Sur les conclusions dirigées contre la décision du 15 février 2024 relative à l’amende administrative :
Aux termes de l’article L. 262-52 du code de l’action sociale et des familles : « La fausse déclaration ou l’omission délibérée de déclaration ayant abouti au versement indu du revenu de solidarité active est passible d’une amende administrative prononcée et recouvrée dans les conditions et les limites définies, en matière de prestations familiales, aux sixième, septième et huitième alinéas du I et au II de l’article L. 114-17 du code de la sécurité sociale. La décision est prise par le président du conseil départemental après avis de l’équipe pluridisciplinaire mentionnée à l’article L. 262-39 du présent code. La juridiction compétente pour connaître des recours à l’encontre des contraintes délivrées par le président du conseil départemental est la juridiction administrative. / (…) ».
Eu égard notamment au courriel que M. B… a adressé à la caisse d’allocations familiales du Nord pour solliciter de l’aide dans la déclaration du don reçu de ses parents et des revenus générés par son assurance vie, il ne peut être regardé comme ayant eu une volonté délibérée de dissimuler des revenus en vue de percevoir indument l’allocation de revenu de solidarité active. Par suite, M. B… est fondé à demander l’annulation de la décision du président du conseil départemental du Nord du 15 février 2024 rejetant son recours contre la décision lui infligeant une amende administrative pour fausse déclaration.

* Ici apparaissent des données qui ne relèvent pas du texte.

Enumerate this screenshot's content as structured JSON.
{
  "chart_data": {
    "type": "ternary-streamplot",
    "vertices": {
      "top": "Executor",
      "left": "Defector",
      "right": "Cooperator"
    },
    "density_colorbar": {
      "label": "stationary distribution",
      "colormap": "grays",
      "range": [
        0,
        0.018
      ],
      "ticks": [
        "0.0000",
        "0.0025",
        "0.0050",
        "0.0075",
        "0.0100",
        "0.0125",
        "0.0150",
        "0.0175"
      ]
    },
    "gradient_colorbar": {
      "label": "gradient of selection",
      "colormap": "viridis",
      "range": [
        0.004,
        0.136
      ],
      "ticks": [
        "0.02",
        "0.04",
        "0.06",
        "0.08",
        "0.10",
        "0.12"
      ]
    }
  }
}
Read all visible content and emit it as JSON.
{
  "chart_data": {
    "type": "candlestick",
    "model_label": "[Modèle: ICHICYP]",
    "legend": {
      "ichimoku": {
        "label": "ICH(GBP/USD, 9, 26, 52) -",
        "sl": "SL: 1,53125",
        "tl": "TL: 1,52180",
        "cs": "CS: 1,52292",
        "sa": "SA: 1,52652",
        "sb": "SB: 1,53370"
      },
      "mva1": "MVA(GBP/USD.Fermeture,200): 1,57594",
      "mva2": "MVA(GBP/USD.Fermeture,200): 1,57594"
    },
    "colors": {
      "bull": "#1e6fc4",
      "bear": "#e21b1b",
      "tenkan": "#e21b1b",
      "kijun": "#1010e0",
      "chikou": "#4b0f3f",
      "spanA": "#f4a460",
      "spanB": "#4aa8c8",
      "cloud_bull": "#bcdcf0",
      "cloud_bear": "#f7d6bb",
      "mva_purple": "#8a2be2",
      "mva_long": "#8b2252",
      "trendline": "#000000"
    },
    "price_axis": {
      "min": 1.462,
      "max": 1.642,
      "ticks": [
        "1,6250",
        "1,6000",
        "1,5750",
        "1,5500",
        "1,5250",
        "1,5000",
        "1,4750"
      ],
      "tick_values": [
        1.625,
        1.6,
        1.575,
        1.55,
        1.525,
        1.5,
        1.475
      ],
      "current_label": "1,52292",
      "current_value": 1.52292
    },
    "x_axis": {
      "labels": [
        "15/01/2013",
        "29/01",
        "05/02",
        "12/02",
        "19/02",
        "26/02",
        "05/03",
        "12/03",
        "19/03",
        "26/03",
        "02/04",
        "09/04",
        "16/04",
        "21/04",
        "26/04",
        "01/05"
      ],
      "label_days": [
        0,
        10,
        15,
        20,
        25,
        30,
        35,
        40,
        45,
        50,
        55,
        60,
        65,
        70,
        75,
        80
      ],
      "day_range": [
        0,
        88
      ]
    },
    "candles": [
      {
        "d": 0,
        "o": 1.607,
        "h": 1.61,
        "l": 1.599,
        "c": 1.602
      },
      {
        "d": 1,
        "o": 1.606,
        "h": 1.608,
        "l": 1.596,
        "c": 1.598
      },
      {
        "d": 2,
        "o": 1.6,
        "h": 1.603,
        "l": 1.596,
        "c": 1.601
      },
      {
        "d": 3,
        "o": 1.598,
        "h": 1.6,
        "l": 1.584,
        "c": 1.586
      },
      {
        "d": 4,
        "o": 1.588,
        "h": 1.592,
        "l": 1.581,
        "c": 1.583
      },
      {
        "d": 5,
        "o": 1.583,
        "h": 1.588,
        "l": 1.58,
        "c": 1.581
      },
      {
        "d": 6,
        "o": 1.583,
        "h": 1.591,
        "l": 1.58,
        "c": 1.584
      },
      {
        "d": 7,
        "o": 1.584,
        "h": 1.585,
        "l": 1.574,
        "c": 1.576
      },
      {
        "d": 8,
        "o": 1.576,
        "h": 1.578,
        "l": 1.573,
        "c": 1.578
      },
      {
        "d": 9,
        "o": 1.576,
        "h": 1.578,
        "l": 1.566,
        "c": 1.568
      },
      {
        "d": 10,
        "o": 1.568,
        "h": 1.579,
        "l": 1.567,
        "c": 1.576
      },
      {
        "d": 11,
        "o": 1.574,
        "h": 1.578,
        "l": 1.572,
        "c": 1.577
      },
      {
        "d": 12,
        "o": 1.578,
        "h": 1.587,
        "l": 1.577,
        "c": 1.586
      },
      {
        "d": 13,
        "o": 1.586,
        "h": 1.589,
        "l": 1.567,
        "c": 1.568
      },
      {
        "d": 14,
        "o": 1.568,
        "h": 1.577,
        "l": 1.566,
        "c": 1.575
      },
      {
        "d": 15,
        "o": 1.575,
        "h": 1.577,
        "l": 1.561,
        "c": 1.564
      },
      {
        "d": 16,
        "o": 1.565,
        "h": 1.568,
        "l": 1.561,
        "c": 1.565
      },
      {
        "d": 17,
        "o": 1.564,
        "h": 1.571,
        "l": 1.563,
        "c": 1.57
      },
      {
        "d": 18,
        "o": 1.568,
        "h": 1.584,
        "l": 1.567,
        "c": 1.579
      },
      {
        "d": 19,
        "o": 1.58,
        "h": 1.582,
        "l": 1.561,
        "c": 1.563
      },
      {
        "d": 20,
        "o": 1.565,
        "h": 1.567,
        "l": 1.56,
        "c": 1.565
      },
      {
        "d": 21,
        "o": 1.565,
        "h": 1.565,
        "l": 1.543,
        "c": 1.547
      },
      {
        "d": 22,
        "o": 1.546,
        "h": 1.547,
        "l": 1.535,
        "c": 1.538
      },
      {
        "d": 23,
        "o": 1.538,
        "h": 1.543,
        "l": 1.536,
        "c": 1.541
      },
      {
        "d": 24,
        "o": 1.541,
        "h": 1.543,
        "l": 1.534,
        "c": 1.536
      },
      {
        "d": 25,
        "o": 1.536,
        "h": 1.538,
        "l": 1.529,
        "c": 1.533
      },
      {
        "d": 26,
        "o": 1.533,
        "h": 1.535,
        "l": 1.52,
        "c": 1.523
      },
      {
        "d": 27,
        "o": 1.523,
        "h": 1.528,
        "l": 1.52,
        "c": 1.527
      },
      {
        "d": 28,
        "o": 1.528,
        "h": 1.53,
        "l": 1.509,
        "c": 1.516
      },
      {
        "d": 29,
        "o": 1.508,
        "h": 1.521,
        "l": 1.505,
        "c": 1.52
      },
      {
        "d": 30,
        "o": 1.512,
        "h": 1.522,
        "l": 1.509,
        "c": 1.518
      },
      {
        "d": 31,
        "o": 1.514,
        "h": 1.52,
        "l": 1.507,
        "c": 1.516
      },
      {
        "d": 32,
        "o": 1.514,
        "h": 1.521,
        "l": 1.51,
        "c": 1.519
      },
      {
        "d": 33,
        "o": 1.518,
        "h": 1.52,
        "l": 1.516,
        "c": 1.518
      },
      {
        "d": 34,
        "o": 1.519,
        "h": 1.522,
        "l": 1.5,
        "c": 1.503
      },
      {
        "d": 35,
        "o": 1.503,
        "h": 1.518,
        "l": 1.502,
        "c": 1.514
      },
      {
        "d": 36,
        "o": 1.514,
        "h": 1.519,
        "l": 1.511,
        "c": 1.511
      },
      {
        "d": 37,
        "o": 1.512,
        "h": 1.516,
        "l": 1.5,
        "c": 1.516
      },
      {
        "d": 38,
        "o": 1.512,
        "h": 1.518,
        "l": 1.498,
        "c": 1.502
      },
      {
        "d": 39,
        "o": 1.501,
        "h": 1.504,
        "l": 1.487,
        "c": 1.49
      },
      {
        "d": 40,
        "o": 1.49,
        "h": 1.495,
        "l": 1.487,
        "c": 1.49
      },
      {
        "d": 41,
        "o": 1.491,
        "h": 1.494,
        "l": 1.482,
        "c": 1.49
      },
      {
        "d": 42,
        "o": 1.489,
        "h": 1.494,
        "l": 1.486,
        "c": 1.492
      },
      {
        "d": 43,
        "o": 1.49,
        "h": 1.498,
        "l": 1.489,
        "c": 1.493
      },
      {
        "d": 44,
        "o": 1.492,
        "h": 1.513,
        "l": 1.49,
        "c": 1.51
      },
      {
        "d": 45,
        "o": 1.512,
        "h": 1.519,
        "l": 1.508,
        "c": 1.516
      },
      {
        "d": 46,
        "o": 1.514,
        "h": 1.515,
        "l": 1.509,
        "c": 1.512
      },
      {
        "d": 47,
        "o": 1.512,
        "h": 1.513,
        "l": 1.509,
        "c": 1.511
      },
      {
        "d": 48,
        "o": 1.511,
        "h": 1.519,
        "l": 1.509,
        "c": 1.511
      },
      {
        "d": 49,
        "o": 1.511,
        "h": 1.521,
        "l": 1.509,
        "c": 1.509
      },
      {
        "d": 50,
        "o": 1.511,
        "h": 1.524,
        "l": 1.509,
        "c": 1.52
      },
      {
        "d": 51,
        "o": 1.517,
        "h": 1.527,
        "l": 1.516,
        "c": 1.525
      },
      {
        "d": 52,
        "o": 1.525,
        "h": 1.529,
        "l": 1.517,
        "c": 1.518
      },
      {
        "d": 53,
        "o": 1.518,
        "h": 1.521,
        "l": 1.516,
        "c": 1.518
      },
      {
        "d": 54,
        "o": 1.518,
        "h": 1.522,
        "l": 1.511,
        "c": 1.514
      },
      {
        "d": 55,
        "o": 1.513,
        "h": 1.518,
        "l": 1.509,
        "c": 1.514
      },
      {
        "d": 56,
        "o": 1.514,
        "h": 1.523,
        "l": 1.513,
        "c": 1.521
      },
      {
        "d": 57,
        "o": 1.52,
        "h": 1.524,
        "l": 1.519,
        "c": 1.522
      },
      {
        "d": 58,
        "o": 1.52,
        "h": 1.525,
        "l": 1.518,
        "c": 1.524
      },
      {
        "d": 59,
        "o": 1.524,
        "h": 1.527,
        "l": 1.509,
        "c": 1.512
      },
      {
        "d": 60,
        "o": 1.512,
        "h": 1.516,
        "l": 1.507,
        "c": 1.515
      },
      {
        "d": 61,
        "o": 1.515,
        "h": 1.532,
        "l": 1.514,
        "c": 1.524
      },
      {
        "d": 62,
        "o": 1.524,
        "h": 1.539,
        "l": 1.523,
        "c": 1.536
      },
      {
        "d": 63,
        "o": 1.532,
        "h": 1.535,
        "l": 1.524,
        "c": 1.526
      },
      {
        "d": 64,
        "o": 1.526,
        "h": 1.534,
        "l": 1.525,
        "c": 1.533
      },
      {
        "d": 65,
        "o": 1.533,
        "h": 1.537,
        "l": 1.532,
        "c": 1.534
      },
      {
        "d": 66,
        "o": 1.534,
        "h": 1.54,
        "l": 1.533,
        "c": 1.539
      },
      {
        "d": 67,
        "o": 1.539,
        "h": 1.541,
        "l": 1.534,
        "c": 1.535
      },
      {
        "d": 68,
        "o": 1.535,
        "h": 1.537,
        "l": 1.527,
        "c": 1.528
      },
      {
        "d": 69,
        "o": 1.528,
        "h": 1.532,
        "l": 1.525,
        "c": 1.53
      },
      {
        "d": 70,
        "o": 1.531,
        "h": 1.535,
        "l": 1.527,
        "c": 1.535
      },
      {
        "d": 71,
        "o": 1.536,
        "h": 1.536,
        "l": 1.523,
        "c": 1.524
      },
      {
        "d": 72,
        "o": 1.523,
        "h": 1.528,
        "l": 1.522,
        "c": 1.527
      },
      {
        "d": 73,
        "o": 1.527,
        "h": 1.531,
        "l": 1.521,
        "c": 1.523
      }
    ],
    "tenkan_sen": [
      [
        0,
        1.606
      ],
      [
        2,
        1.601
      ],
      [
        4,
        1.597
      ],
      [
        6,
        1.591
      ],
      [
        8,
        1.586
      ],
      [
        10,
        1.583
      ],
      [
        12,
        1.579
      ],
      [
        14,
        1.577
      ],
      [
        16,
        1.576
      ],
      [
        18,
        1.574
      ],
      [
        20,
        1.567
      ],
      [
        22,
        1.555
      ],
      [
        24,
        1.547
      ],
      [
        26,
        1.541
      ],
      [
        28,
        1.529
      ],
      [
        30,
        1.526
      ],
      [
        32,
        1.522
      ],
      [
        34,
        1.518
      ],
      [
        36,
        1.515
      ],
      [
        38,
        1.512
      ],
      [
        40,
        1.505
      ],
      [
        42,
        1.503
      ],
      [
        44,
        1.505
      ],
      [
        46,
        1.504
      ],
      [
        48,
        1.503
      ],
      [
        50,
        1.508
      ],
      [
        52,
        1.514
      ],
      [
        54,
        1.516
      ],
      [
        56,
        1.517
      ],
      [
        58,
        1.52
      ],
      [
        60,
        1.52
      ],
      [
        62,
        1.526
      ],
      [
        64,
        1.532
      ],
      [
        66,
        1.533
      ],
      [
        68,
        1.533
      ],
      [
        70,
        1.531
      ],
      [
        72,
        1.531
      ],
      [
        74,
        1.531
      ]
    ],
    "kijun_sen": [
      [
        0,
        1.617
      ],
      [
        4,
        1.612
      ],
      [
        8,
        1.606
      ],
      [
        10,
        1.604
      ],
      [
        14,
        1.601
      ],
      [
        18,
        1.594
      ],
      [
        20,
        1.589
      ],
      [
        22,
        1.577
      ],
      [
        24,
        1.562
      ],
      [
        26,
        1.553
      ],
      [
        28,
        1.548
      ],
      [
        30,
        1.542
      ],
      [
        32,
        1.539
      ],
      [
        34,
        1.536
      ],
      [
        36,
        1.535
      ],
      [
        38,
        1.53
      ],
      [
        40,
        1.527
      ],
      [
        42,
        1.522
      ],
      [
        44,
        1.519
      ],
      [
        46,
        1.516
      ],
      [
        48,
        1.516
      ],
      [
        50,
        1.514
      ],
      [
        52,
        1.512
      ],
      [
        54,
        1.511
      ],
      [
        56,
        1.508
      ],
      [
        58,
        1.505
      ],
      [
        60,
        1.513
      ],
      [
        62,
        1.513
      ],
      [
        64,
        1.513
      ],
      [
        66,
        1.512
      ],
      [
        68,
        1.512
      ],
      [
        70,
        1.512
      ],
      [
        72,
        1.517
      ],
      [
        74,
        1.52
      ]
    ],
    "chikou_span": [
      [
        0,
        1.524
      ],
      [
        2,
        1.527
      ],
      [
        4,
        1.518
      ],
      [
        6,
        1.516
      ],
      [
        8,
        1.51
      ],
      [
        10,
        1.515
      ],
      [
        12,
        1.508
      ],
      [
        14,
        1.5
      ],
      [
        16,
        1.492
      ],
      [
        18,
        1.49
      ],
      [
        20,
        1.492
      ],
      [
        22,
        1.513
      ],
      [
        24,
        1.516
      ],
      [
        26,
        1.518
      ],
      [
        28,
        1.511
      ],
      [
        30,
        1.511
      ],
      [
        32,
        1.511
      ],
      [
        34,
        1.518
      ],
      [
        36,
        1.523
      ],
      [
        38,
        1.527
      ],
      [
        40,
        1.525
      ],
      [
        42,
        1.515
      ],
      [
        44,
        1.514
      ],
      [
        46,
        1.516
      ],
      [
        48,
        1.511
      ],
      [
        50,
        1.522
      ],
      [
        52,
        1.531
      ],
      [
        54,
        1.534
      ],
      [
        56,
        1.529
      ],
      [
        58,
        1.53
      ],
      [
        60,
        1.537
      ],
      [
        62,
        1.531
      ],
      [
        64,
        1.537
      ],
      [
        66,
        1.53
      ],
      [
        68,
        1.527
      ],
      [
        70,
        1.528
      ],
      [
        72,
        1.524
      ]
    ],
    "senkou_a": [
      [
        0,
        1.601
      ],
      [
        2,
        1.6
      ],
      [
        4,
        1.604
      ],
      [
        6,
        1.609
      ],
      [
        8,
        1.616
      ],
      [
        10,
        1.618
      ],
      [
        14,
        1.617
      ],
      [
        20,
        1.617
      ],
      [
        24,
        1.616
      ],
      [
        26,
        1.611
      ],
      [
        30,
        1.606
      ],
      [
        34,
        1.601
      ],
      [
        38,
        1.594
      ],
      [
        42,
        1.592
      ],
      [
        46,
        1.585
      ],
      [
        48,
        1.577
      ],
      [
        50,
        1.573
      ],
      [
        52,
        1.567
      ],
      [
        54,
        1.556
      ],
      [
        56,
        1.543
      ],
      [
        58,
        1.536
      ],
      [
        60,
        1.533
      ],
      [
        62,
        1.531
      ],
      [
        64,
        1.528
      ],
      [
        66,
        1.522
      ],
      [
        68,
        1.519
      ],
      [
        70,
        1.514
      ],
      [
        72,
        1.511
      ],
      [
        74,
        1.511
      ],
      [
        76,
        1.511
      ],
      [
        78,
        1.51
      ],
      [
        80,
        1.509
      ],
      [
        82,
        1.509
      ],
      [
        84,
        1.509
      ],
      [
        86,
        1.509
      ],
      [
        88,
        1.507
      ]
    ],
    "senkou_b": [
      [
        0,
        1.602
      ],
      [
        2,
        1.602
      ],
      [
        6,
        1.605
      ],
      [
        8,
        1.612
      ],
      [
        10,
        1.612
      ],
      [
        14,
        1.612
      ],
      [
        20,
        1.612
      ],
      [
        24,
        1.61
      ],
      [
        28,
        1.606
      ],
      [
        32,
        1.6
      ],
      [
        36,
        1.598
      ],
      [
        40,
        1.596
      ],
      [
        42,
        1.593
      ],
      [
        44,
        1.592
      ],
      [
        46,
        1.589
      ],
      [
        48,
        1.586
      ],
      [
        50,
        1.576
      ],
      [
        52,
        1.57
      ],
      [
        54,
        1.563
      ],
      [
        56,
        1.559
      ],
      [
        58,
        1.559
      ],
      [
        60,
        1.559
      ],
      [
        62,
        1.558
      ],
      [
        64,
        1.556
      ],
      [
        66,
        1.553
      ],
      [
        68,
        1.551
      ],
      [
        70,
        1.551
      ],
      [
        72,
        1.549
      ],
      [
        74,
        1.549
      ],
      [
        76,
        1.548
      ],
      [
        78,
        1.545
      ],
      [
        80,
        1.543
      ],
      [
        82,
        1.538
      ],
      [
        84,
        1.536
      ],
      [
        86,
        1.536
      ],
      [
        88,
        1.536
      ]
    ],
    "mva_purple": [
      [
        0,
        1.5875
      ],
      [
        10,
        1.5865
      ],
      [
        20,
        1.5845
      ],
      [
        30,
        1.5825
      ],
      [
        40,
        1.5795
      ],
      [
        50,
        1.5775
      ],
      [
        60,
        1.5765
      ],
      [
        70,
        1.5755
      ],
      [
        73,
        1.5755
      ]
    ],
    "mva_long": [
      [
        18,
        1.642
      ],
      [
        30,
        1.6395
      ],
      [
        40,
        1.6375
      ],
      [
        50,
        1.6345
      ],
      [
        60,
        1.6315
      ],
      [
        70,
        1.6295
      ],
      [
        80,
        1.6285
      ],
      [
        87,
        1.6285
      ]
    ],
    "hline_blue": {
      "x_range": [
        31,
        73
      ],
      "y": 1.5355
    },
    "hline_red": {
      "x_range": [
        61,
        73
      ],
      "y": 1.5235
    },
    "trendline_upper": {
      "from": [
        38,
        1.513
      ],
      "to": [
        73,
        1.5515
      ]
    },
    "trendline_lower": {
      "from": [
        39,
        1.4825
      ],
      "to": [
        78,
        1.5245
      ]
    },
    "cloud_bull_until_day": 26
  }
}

Il résulte de tout ce qui précède que M. B… est seulement fondé à demander l’annulation de la décision du 15 février 2024 maintenant l’amende administrative pour fausse déclaration.
D É C I D E :
Article 1er : La décision du 15 février 2024 du président du conseil départemental du Nord est annulée.
Article 2 : Le surplus des conclusions de M. B… est rejeté.
Article 3 : Le présent jugement sera notifié à M. A… B… et au département du Nord.
Copie en sera adressée pour information à la caisse d’allocations familiales du Nord.
Rendu public par mise à disposition au greffe le 29 octobre 2025.
Le magistrat désigné,
signé
O. Cotte
La greffière,
signé
C. Lejeune
La République mande et ordonne au préfet du Nord en ce qui le concerne ou à tous commissaires de justice à ce requis en ce qui concerne les voies de droit commun contre les parties privées, de pourvoir à l’exécution de la présente décision.